Василий Голубев “Песня о Родине. Партитура для Сирен”
О выставке
В своих бытовых зарисовках с уморительными подписями бывший митек Василий Голубев транслирует куда большую любовь к соотечественникам, чем все каналы официальной пропаганды вместе взятые.
Когда-то мне в руки попала статья, в которой утверждалось, что Василий Голубев изобрел первый демотиватор – задолго до появления и демотиваторов, и вообще интернета. Это правда: картины Голубева – простые жанровые сценки, прелесть им придают подписи-надписи прямо на холсте. Мужик понуро сидит на скамейке и мнет в руках непригодившийся букетик, на заднем плане целующаяся парочка, подпись: «Ну кто так целуется?» Мальчик в пижаме открывает ночью дверцу холодильника, подпись: «Все, что гости не доели». Полная пожилая женщина-конферансье в строгом костюме стоит в помпезном зале филармонии и прижимает к уху мобильник, подпись: «Суп на плите, котлеты в холодильнике». Обычный работяга в спортивных штанах и торчащих над поясом трусах идет по двору, подпись: «В этот день ничего не случилось».
Василий Голубев был одним из основателей митьков, ему принадлежат вошедшие в фольклор рисунки, на которых митьки приносят Ван Гогу свои отрезанные уши, посылают Брежнева в Афганистан или отнимают пистолет у Дантеса. Сейчас он не принадлежит ни к какому арт-движению, да и в художественных тусовках появляется редко. Сидит дома и пишет то, что видит в окно. А в окно видно Родину. Получаются песни о ней.
Василий, о чем песни? Вы название выставки видели? «Песня о Родине». Я акын, что вижу – то пою. На выставке около 60 холстов, в основном новые.
Ого! Да, у меня тут кризис перепроизвод ства. Помимо картин маслом, будет еще серия графических иллюстраций к повести Венедикта Ерофеева «Москва – Петушки».

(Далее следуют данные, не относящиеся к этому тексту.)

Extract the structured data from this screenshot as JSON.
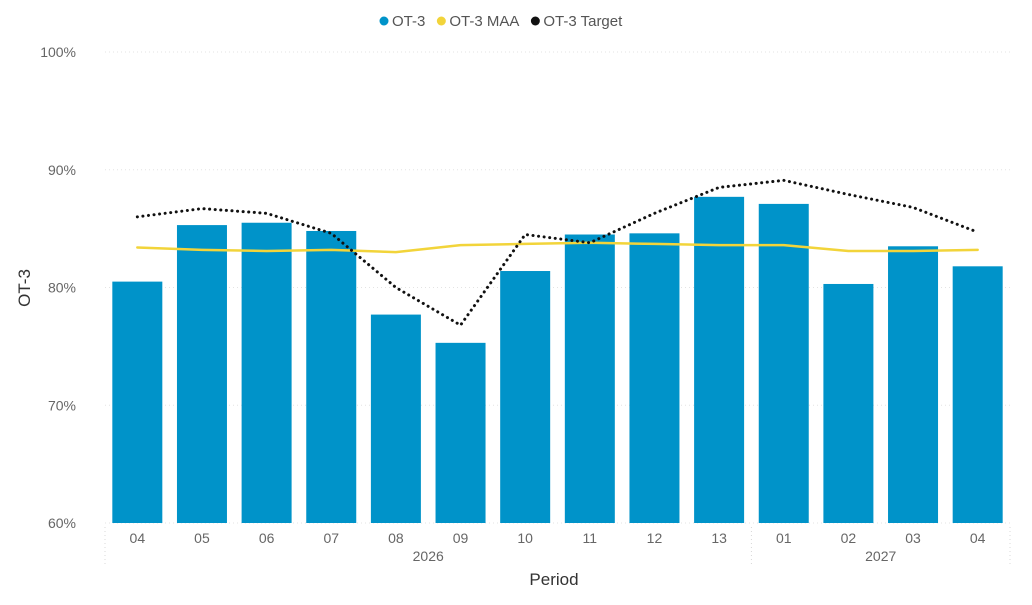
{
  "chart_data": {
    "type": "bar",
    "categories": [
      "04",
      "05",
      "06",
      "07",
      "08",
      "09",
      "10",
      "11",
      "12",
      "13",
      "01",
      "02",
      "03",
      "04"
    ],
    "groups": [
      {
        "label": "2026",
        "start": 0,
        "end": 9
      },
      {
        "label": "2027",
        "start": 10,
        "end": 13
      }
    ],
    "series": [
      {
        "name": "OT-3",
        "type": "bar",
        "color": "#0093C9",
        "values": [
          80.5,
          85.3,
          85.5,
          84.8,
          77.7,
          75.3,
          81.4,
          84.5,
          84.6,
          87.7,
          87.1,
          80.3,
          83.5,
          81.8
        ]
      },
      {
        "name": "OT-3 MAA",
        "type": "line",
        "style": "solid",
        "color": "#F2D43A",
        "values": [
          83.4,
          83.2,
          83.1,
          83.2,
          83.0,
          83.6,
          83.7,
          83.8,
          83.7,
          83.6,
          83.6,
          83.1,
          83.1,
          83.2
        ]
      },
      {
        "name": "OT-3 Target",
        "type": "line",
        "style": "dotted",
        "color": "#111111",
        "values": [
          86.0,
          86.7,
          86.3,
          84.6,
          80.0,
          76.8,
          84.5,
          83.8,
          86.3,
          88.5,
          89.1,
          87.9,
          86.8,
          84.7
        ]
      }
    ],
    "xlabel": "Period",
    "ylabel": "OT-3",
    "ylim": [
      60,
      100
    ],
    "yticks": [
      60,
      70,
      80,
      90,
      100
    ],
    "ytick_labels": [
      "60%",
      "70%",
      "80%",
      "90%",
      "100%"
    ],
    "grid": true,
    "legend_position": "top-center"
  }
}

Почему в качестве выставочной площадки выбран именно Музей музыки? Ведь для художественной выставки это несколько странное место. Ну, так случилось. Они сами предложили сделать выставку, я тоже сначала не понимал, как увязать ее с темой музыки. А потом философ Александр Секацкий, который написал статью в каталог этой выставки, кинул мне идею по поводу пения сирен. Тех самых, из «Одиссеи». Он предположил, что сирены, завлекая моряков в свои лапы, пели совсем не оперные арии и вообще не музыку – они издавали те звуки, по которым соскучилось ухо моряка: шорох колес телеги, звон расставляемой на столе посуды, скрип двери. Звуки Родины, звуки дома. То есть то, о чем я пишу картины.
Ваши картины – тоже олицетворение чего-то кондового-родного? Ну почему кондового! Я совсем не хотел бы, чтобы моя живопись воспринималась как пренебрежение к тому, о чем она. Это ведь страна и реальность, которые я каждый день вижу, живу в них и их люблю.
Песни, то есть картины, у Голубева получаются очень трогательными и очень точными. Аляповатость рисунка только добавляет им душевности. У него есть все, за что мы любим искусство митьков: наивность, доброта – и в то же время стопроцентное попадание в мир «простого человека» в майке и трениках. И нет того, за что мы современных митьков не любим – чрезмерной дурашливости и бесконечного самоповторения. Можно было бы назвать Голубева социальным художником, бытописателем, тем более что он действительно сплошь и рядом докапывается до больных мест российского общества. Но все-таки не получается. У Голубева нет дара смотреть на это общество с какой-то критической дистанции: он сам плоть от плоти его, он такой же мужик в трениках, как и его персонажи, и пишет не просто что видит, а и правда в чем живет. Нет в нем никакой критики, никаких попыток раскопать в бытовых сценках социальное. Одна только сплошная любовь, пусть и с ироническим прищуром.